Back to the picture that we had last time:

                  o y = C_J (x)
                 /
                /
    x o--------@
      .         \
      .          \
      .           o z
      .
      .
      .
      .           o C_J (E_J (x))
      .          /
      .         /
      o--------@
   E_J (x)      \
                 \
                  o

If my "recursive interpretation of the maxim of pragmatic thinking" (RIOTMOPT)
is suited to work out, then it would have to be the case that the "effects" of
an object are somehow simpler than the object itself, and simpler in the sense
that their concept is easier to conceive than the concept of the object itself.
After all, that is just the sort of recourse that one has in recursion, namely,
that one's attempt to answer a harder question has "recourse" to the resources
of one's answers to easier but related questions.

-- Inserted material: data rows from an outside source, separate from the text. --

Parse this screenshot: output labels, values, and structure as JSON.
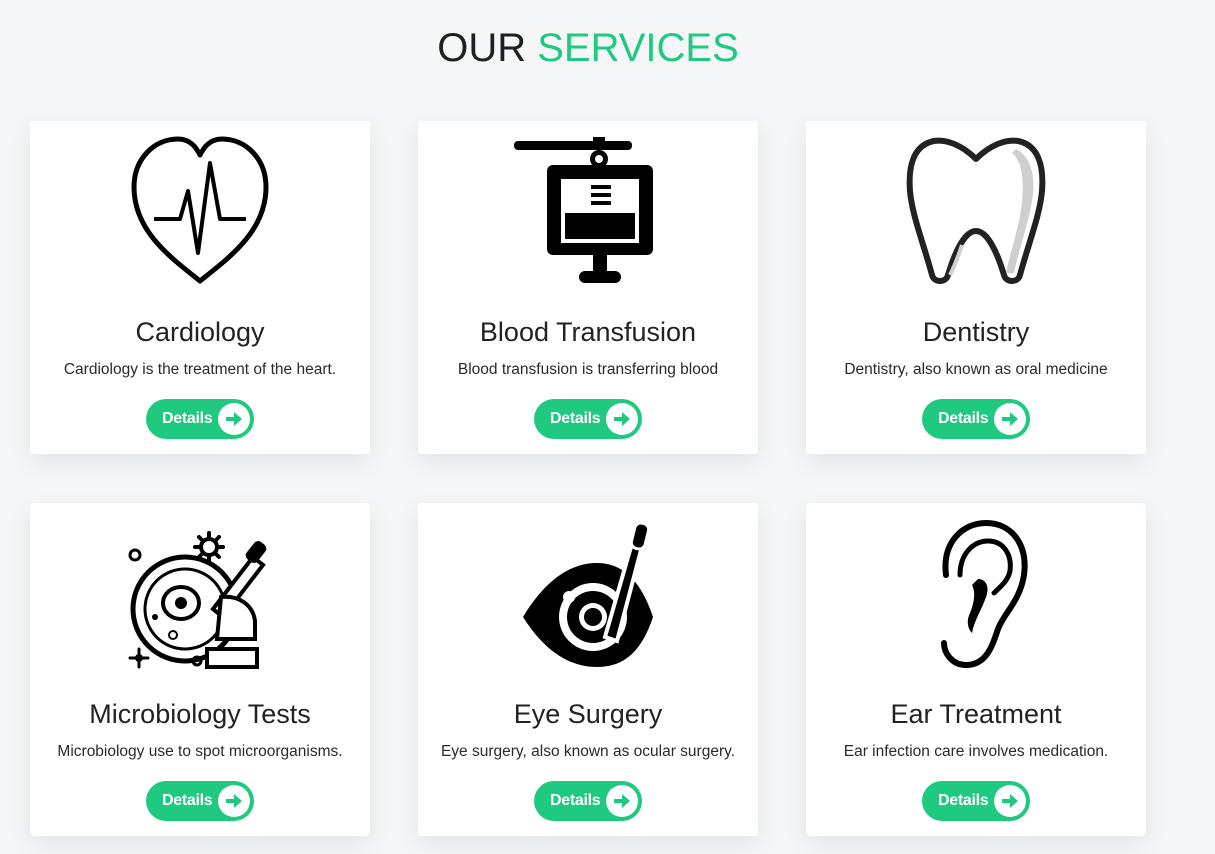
{
  "section": {
    "title_part1": "OUR",
    "title_part2": "SERVICES",
    "accent_color": "#1fc97f"
  },
  "services": [
    {
      "title": "Cardiology",
      "description": "Cardiology is the treatment of the heart.",
      "button_label": "Details",
      "icon": "heart-pulse-icon"
    },
    {
      "title": "Blood Transfusion",
      "description": "Blood transfusion is transferring blood",
      "button_label": "Details",
      "icon": "blood-bag-icon"
    },
    {
      "title": "Dentistry",
      "description": "Dentistry, also known as oral medicine",
      "button_label": "Details",
      "icon": "tooth-icon"
    },
    {
      "title": "Microbiology Tests",
      "description": "Microbiology use to spot microorganisms.",
      "button_label": "Details",
      "icon": "petri-dish-icon"
    },
    {
      "title": "Eye Surgery",
      "description": "Eye surgery, also known as ocular surgery.",
      "button_label": "Details",
      "icon": "eye-surgery-icon"
    },
    {
      "title": "Ear Treatment",
      "description": "Ear infection care involves medication.",
      "button_label": "Details",
      "icon": "ear-icon"
    }
  ]
}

It seems that we must inquire further into the precise nature of these
effects, of the sort that "might conceivably have practical bearings".

Introducing a variant formulation of the pragmatic maxim,
Peirce puts a gloss on the theme of "practical bearings":

| Such reasonings and all reasonings turn upon the idea that if one exerts
| certain kinds of volition, one will undergo in return certain compulsory
| perceptions.  Now this sort of consideration, namely, that certain lines
| of conduct will entail certain kinds of inevitable experiences is what
| is called a "practical consideration".  Hence is justified the maxim,
| belief in which constitutes pragmatism;  namely,
|
| In order to ascertain the meaning of an intellectual conception one should
| consider what practical consequences might conceivably result by necessity
| from the truth of that conception;  and the sum of these consequences will
| constitute the entire meaning of the conception.
|
| C.S. Peirce, "Pragmatism" (c. 1905), 'Collected Papers', CP 5.9.

Very roughly, then, let's try to formalize "effects" as referring to
ordered pairs of the form <Volition, Perception>, one might even say,
to invert a 2-gone paradigm, pairs of the shape <Response, Stimulus>,

Taking up Peirce's more developed description of the subject matter,
I will attempt to represent a practical consideration of effects,
or an effect that an agent conceives to have practical bearings,
as a comprehensive connection between a domain of conduct and
a domain of experience, or even just an extensive collection
of ordered pairs between certain "lines of conduct" (LOC's)
and certain "kinds of inevitable experiences" (KOIE's).